Archived-At: <https://mailarchive.ietf.org/arch/msg/i18ndir/LtBYThahEt9L9Cv9uPHzxKmbx00>
Subject: Re: [I18ndir] [art] Fwd: New Version Notification for draft-bray-unichars-06.txt
X-BeenThere: i18ndir@ietf.org
X-Mailman-Version: 2.1.39
Precedence: list
List-Id: Internationalization Directorate <i18ndir.ietf.org>
List-Unsubscribe: <https://www.ietf.org/mailman/options/i18ndir>, <mailto:i18ndir-request@ietf.org?subject=unsubscribe>
List-Archive: <https://mailarchive.ietf.org/arch/browse/i18ndir/>
List-Post: <mailto:i18ndir@ietf.org>
List-Help: <mailto:i18ndir-request@ietf.org?subject=help>
List-Subscribe: <https://www.ietf.org/mailman/listinfo/i18ndir>, <mailto:i18ndir-request@ietf.org?subject=subscribe>
X-List-Received-Date: Sun, 01 Oct 2023 17:31:26 -0000

On Sep 30, 2023 at 6:53:28 PM, "Manger, James" <
James.H.Manger@team.telstra.com> wrote:

> Why is U+D800 so much more crucial than U+20FFFF or an ill-formed UTF-8
> byte sequence such as 0xC0 0x80?
>
>
>
> There are lots of byte sequences that are ill-formed UTF-8. Some
> correspond to non-minimal-length encodings (eg C0 80 ~ U+0000); some to
>

Because surrogates are more of a problem in the wild.  My belief is that
this is mostly a consequence of JSON’s \u escapes and Java’s “char”
primitive (OMG I just checked and the official Oracle’s official Java
tutorial still in 2023 says “The char data type is a single 16-bit Unicode
character.”) Plus the JavaScript/browser behavior Rob Sayre describes.

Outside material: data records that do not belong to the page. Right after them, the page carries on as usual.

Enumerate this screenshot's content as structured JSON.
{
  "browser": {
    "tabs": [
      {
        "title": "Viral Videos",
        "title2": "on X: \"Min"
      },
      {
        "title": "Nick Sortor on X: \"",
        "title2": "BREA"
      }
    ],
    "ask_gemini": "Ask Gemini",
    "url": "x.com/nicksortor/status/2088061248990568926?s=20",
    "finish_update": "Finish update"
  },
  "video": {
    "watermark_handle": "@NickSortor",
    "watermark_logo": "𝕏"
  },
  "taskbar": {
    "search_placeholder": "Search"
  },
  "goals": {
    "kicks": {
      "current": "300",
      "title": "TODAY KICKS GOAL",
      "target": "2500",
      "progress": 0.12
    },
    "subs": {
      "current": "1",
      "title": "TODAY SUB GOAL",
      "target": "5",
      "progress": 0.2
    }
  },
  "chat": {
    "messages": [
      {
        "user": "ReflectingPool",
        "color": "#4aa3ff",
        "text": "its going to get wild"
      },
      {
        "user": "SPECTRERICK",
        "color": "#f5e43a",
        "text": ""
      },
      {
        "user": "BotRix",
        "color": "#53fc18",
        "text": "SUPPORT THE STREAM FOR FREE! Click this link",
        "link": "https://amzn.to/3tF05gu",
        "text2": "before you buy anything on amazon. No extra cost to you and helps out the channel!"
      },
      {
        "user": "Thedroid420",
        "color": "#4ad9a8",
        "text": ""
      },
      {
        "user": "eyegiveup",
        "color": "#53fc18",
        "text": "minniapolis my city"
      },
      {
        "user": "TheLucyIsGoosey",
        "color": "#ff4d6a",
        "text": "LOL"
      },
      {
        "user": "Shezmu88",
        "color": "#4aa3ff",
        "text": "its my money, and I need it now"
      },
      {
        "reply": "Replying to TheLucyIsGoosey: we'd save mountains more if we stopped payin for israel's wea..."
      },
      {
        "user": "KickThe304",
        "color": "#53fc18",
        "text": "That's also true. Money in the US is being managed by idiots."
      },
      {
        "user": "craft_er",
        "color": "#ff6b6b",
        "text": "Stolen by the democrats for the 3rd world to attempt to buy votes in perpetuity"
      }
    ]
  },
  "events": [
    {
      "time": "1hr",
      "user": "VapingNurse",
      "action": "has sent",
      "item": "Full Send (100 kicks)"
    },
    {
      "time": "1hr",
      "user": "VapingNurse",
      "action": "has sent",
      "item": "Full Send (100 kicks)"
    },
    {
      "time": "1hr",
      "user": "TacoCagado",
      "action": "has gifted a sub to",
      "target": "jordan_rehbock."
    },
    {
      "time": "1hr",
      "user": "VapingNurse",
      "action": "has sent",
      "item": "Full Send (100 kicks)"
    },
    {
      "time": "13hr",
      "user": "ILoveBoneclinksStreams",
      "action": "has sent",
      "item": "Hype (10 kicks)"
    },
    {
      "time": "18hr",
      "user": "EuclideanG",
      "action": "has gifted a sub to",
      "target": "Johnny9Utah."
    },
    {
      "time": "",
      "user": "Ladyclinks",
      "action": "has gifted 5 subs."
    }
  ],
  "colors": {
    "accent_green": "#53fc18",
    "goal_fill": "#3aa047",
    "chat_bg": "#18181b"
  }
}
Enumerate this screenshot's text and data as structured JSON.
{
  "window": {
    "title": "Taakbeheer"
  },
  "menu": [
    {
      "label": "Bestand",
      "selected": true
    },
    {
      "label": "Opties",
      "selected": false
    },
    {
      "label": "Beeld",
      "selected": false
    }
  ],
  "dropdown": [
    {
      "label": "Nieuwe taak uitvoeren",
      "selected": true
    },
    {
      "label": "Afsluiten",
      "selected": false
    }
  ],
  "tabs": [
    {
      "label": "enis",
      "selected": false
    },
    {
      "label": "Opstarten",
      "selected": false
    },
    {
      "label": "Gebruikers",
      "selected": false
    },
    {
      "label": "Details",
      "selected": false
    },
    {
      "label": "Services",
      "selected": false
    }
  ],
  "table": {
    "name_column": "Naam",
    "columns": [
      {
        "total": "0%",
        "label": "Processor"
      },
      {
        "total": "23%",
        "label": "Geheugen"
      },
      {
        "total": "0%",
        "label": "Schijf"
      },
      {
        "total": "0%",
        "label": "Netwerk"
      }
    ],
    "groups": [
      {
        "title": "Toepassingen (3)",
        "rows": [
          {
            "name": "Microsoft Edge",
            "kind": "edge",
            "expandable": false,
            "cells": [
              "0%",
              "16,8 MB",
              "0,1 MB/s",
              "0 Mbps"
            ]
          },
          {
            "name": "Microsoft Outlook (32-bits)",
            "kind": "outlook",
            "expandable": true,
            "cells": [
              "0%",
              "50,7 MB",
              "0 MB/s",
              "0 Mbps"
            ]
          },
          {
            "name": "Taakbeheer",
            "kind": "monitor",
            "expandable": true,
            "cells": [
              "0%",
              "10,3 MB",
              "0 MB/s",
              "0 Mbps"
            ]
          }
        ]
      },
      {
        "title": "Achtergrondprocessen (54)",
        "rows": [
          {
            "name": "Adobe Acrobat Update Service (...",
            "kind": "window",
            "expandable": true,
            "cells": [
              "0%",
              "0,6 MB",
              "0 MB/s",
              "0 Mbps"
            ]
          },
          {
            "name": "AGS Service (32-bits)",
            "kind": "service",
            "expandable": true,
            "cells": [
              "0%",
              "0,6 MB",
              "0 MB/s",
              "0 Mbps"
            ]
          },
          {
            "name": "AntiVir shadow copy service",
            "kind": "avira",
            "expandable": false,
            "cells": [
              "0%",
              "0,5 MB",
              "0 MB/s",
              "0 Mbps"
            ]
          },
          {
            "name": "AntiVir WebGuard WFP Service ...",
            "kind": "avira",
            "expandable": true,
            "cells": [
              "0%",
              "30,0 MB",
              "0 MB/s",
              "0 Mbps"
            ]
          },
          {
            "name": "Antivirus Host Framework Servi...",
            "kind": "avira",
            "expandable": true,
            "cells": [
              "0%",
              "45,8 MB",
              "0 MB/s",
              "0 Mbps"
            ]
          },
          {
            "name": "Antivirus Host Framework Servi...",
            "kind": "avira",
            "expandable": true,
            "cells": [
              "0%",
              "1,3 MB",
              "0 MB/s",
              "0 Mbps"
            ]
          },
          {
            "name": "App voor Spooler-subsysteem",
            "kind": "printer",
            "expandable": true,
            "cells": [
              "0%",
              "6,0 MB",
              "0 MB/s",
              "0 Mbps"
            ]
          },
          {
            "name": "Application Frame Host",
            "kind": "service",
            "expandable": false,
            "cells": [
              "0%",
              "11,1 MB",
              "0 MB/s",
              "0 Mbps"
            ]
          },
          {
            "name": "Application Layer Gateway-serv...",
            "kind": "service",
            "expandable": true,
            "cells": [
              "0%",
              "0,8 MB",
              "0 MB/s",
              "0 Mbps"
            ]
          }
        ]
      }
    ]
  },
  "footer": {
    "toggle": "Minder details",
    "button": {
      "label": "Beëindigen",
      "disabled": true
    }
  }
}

> the explanation of the problem works better if you start from code points
>
>
>
> I disagree. Problems include:
>

I think that both I and the authors of the Unicode standard disagree with
you. The narrative starts with code points and builds up from there.
Unfortunately, this argument can’t be settled by providing technical
evidence, it’s a matter of pedagogical technique.


>    1. Arbitrary code unit sequences can be ill-formed
>
>  > motivate why scalars exist
>
>
>
> Explaining the 1,081,344 size and the U+D800-U+DFFF gap would be
> interesting.
>

Yes! That history is mystery to me.  Also the nonchars in the
Arabic-extended region.

> I don’t think the discussion about scalars and UTF-8/16/32 is
> appropriate. UTF-16 and UTF-32 shouldn’t be used in protocols, the Internet
> has converged on UTF-8
>
>
>
> Argh!
>
> Sure, only use UTF-8 in protocols. But there is also memory & APIs where
> 16-bit code units (hence UTF-16) are still important.
>

You are correct. But this document is designed to help protocol designers
in the IETF, who really have no business straying outside the boundaries of
UTF-8.

If we are only interested in UTF-8 why are surrogates ever mentioned?
>

Because they are forbidden in theory, occur in practice, and break software.


>